Mas porque vale a pena manter a Panificadora de Vila Real? O arquiteto vila realense Vitório Leite, da Merooficina, explicou ao ECO que “tem algum poder simbólico, o edifício, por ser um dos poucos projetados por Nadir Afonso. É um dos mais importantes artistas do país, e daquela região então é possível que seja o mais importante”.
O escritório de arquitetos Merooficina, de Vitório Leite e Catarina Ribeiro, foi o vencedor de um concurso de ideias lançado pela Câmara Municipal de Vila Real para uma reabilitação da Panificadora. “As características mais peculiares são as coberturas abobadadas e as entradas de luz que permitem, e alguns elementos como a caixilharia em betão”, afirmou. O concursos de ideias do município, sabe o ECO, serviria apenas para atrair a atenção de possíveis compradores para o edifício que o pudessem reabilitar aproveitando algum dos projetos submetidos, um dos quais era o de Vitório Leite e Catarina Ribeiro.

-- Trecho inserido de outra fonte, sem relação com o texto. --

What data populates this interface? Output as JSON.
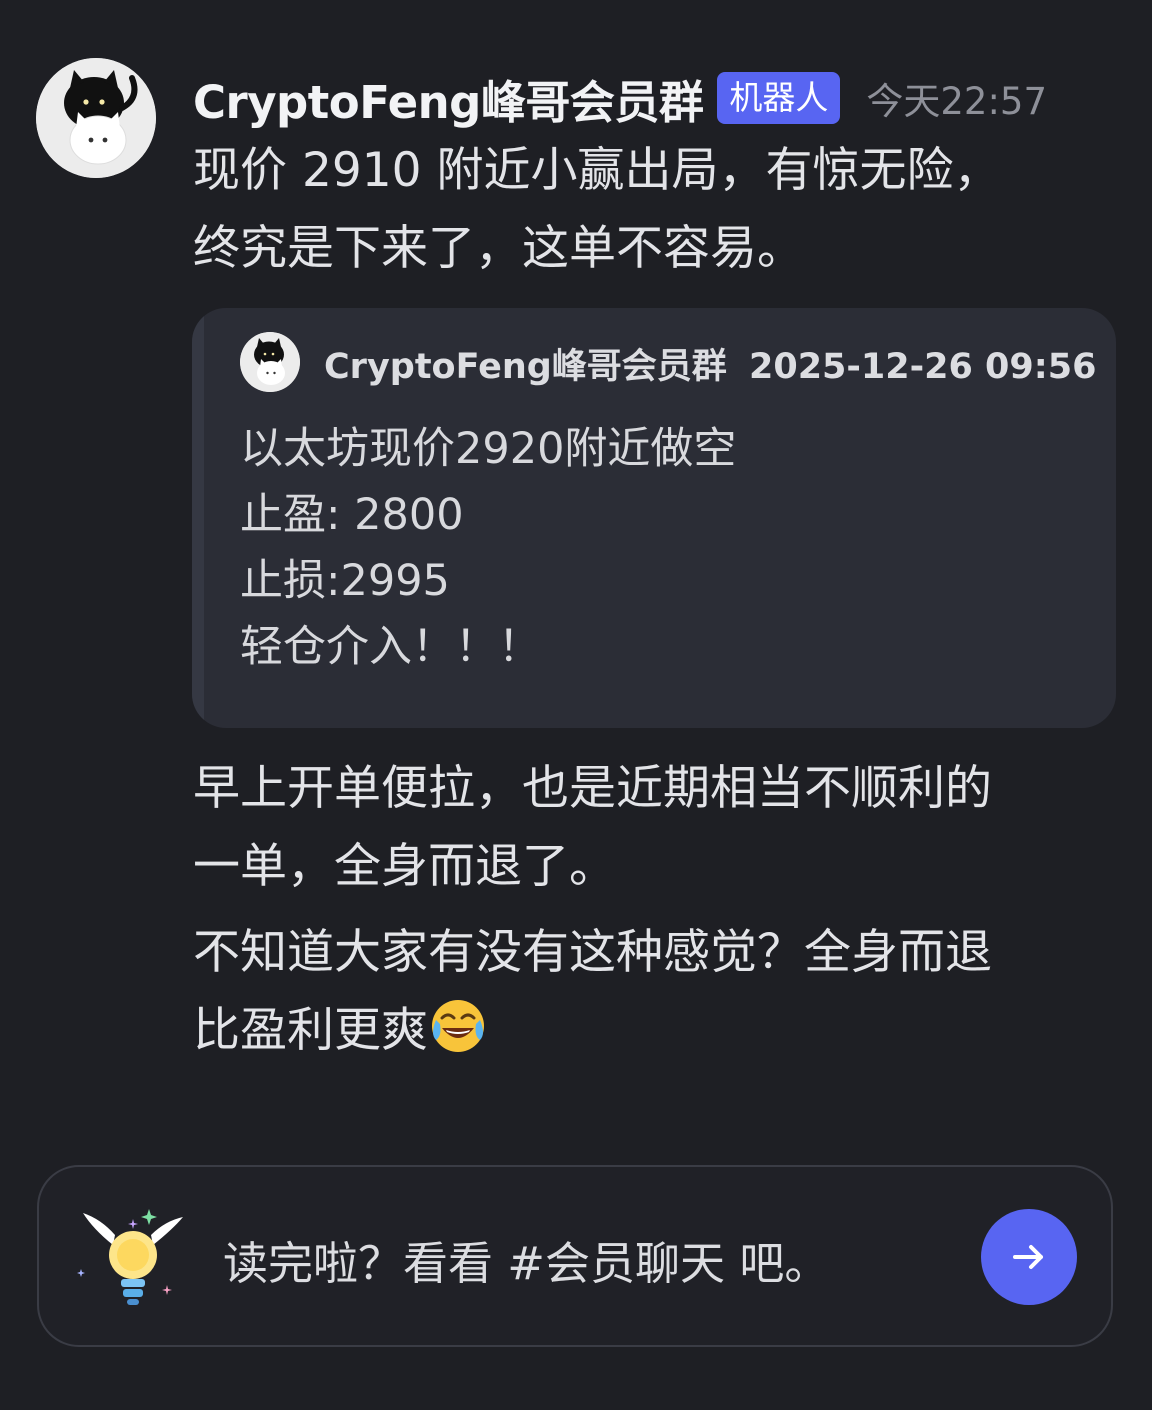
{
  "message": {
    "author": "CryptoFeng峰哥会员群",
    "bot_badge": "机器人",
    "timestamp": "今天22:57",
    "lines_1": [
      "现价 2910 附近小赢出局，有惊无险，",
      "终究是下来了，这单不容易。"
    ],
    "quote": {
      "author": "CryptoFeng峰哥会员群",
      "datetime": "2025-12-26 09:56",
      "lines": [
        "以太坊现价2920附近做空",
        "止盈: 2800",
        "止损:2995",
        "轻仓介入！！！"
      ]
    },
    "lines_2": [
      "早上开单便拉，也是近期相当不顺利的",
      "一单，全身而退了。"
    ],
    "lines_3": [
      "不知道大家有没有这种感觉？全身而退",
      "比盈利更爽"
    ],
    "emoji": "face-with-tears-of-joy-icon"
  },
  "prompt": {
    "text": "读完啦？看看 #会员聊天 吧。",
    "icon": "winged-lightbulb-icon",
    "button_icon": "arrow-right-icon"
  },
  "colors": {
    "background": "#1e1f24",
    "accent": "#5865f2",
    "quote_background": "#2b2d36"
  }
}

“A ideia da recuperação do edifício era tentar preservar ao máximo as suas características, mesmo aplicando materiais que existiam, recuperar caixilharias e coberturas, e introduzir algumas estruturas para um mercado gastronómico para aquela zona da cidade, que tem habitação e outros pontos de interesse, mas não tem nenhum mercado”, explica Vitório Leite ao ECO. Contudo, a proposta nunca passou disso mesmo: uma proposta.

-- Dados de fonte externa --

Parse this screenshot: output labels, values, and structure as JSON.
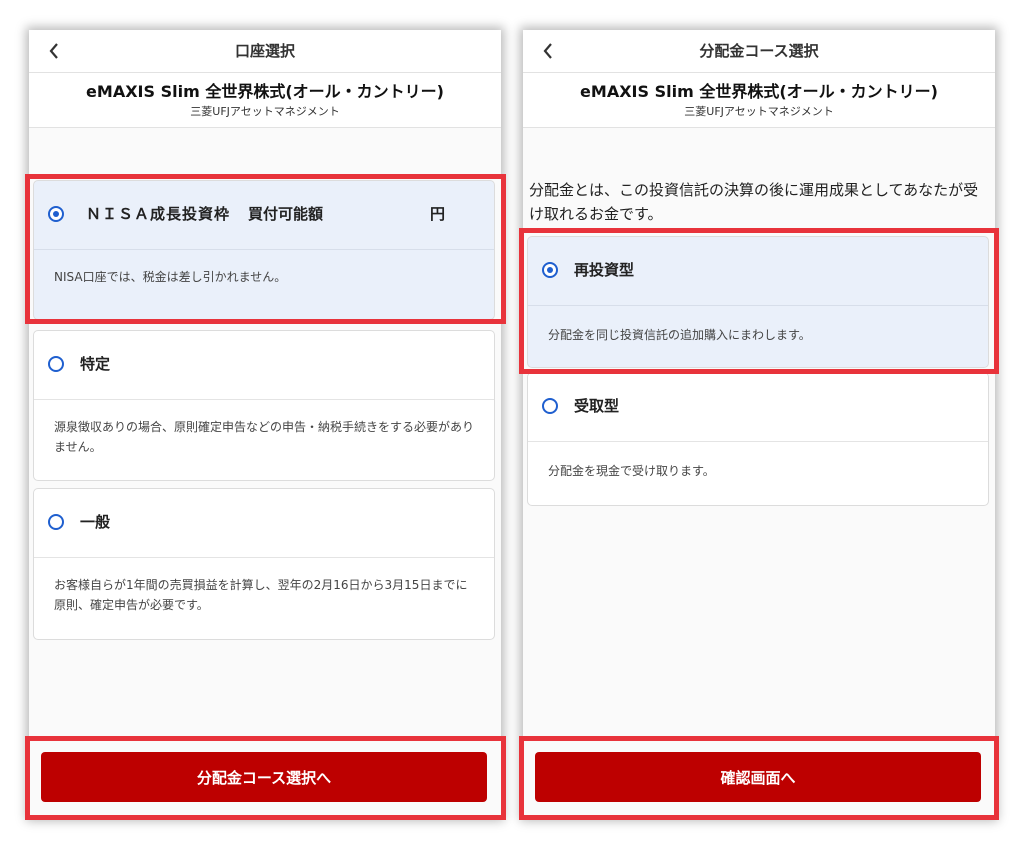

Questionado sobre se o desaparecimento, alegadamente através de demolição ilegal, de algumas das características mais emblemáticas do edifício poderia pôr em risco a recuperação da Panificadora ou a sua classificação como Imóvel de Interesse Público, Vitório Leite não hesita: “Isso era o que eles queriam”. Há muitas características que se mantêm, afirma, além de haver esboços e registos de como o edifício era anteriormente. “Ainda vamos a tempo, e não será difícil”, reconhece, até porque “não são materiais muito caros, nem muito trabalhados, nem são coisas que não se possam facilmente repetir”.
Falta saber se o edifício ficará em pé. “A nossa questão agora tem sido quando é que a torre vai abaixo”, teme Ana Luísa Morgado. “Se vai ser hoje, se vai ser amanhã…”. A decisão atempada da DGCP poderá ser o travão que fazia falta.